Liza Buchbinder, MD, PhD
Internal Medicine
MD – UCSF School of Medicine, San Francisco, CA
Residency – Internal Medicine, Olive View-UCLA Medical Center, Los Angeles, CA
Biography: Dr. Liza Buchbinder, internal medicine physician, is interested in studying human trafficking within the United States and the disparate ways in which trafficking victims interface directly and indirectly with local hospitals, clinics, and the correctional health facilities. She is also interested in innovative ways to mitigate gun violence.
Dr. Buchbinder worked with mentors Drs. Philippe Bourgois, Joel Braslow, Vincanne Adams, and Sharon Kaufman on her main project, “After Trafficking: Child Labor and Migration in West Africa.” The project was an ethnography of child labor migration practices in the Togolese village of Yonda. She completed a book draft on her project, which was accepted for publication; the book is currently under contract with the University of Wisconsin Press and is expected to come out in Spring/Summer of 2020 as part of the University of Wisconsin Africa Series. She was also invited as a plenary speaker to present her work at the 2019 National Conference of Physicians Scholars at the University of Michigan. During the summer of 2019, Dr. Buchbinder received funding from NCSP to travel back to West Africa to update her work through semi-structured qualitative interviews with adolescent girls and women she had previously profiled in Nigeria, and village-based parents of these women, with a focus on their relationships and communication with their daughters. The findings from these interviews was included in Dr. Buchbinder’s book.

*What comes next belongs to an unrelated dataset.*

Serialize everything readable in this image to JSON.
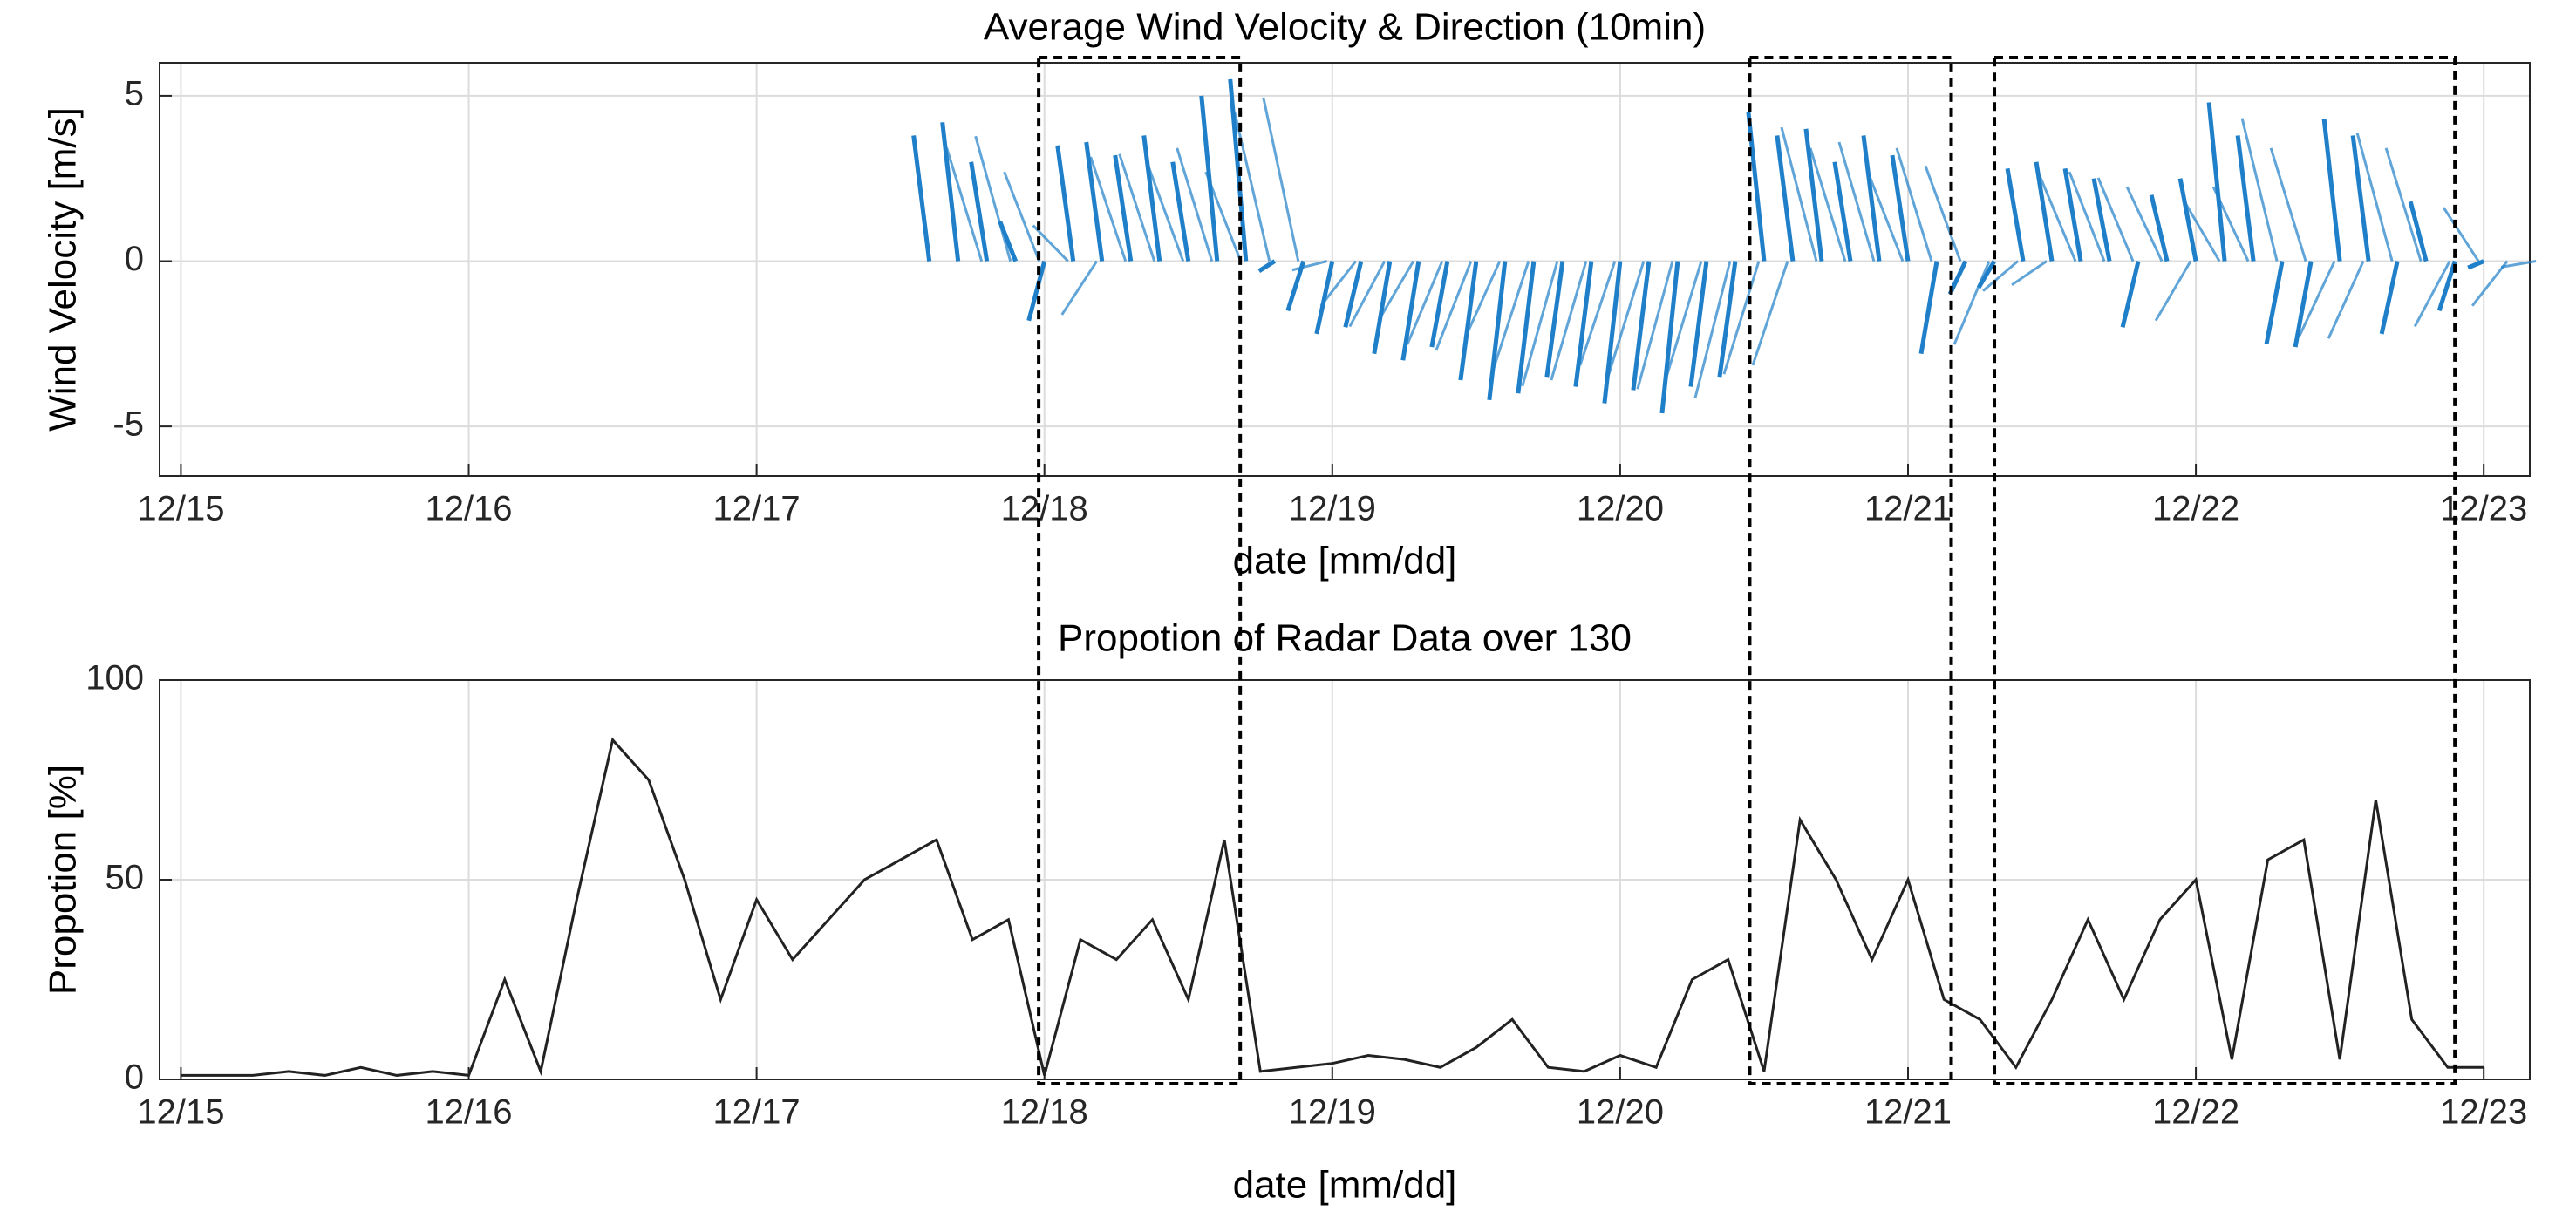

Beyond her main project, Dr. Buchbinder also worked with Margot Hirsch of Smart Technologies on a project, “Smart gun design – developing a protocol for child safe guns,” and an additional collaborative project with seven other Clinician Scholars in her cohort, entitled “Qualitative study on gun violence,” under the mentorship of Dr. Fred Zimmerman (See Cohort 2017-19 Group Project). In addition to working on projects, Dr. Buchbinder has guest lectured on the topic, “The Anthropology of the State,” for an undergraduate global health course at UCLA, and served as a member of the Clinician Ethnographers Group at the UCLA Semel Institute for Neuroscience and Human Behavior, as well as the Mind, Medicine and Culture interest group and Culture, Power and Social Change interest group in the Department of Anthropology at UCLA.
Following NCSP, Dr. Buchbinder was appointed as a Physician Diplomate at UCLA Ronald Reagan and a Research Scientist at the Center for Social Medicine and Humanities at UCLA. She continues her research on safety technology in gun designs, as well as her collaborative work with UCLA MD/PhD students in the social sciences on clinical ethnography.